Asymptotically exact codimension-four dynamics and bifurcations in two-dimensional thermosolutal convection at high thermal Rayleigh number: Chaos from a quasi-periodic homoclinic explosion and quasi-periodic intermittency

摘要

Using a perturbation method, we solve asymptotically the nonlinear partial differential equations that govern double-diffusive convection (with heat and solute diffusing) in a two-dimensional rectangular domain near a critical point in parameter space where the linearized operator has a quadruple-zero eigenvalue. The asymptotic solution near this codimension-four point is found to depend on two slow-time-dependent amplitudes governed by two nonlinearly-coupled Van der Pol–Duffing equations. Through numerical approximation of the 3-dimensional Poincaré map in the four-dimensional state space of the amplitude equations, we detect and analyze the bifurcations of the amplitude equations as the thermal Rayleigh number,RT, is increased (forRS?RT, the solute Rayleigh number) with all other parameters fixed. The bifurcations observed include: Hopf, pitchfork and Neimark–Sacker bifurcations of limit cycles, symmetric and asymmetric saddle–node bifurcations of 2-tori, and reverse torus-doubling cascades.

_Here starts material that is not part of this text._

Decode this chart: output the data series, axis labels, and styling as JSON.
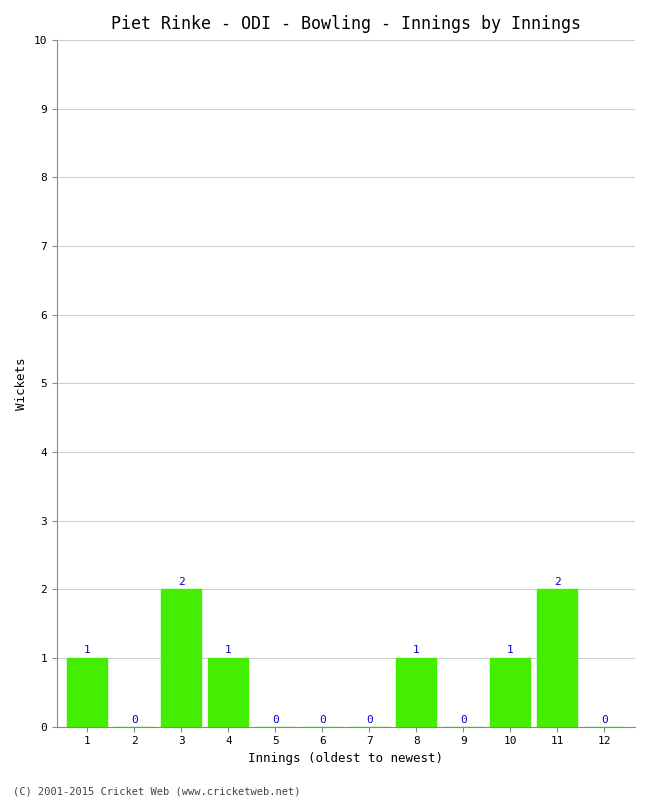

In addition, chaotic solutions are found numerically to emerge via two different types of routes: (1) a route involving a homoclinic explosion in the Poincaré map and; (2) type-I intermittency routes near saddle–node bifurcations of 2-tori. The homoclinic explosion occurs when two unstable 2-tori form homoclinic connections with a saddle limit cycle, thereby creating a homoclinic butterfly in the Poincaré map that leads to a discrete Lorenz-like attractor.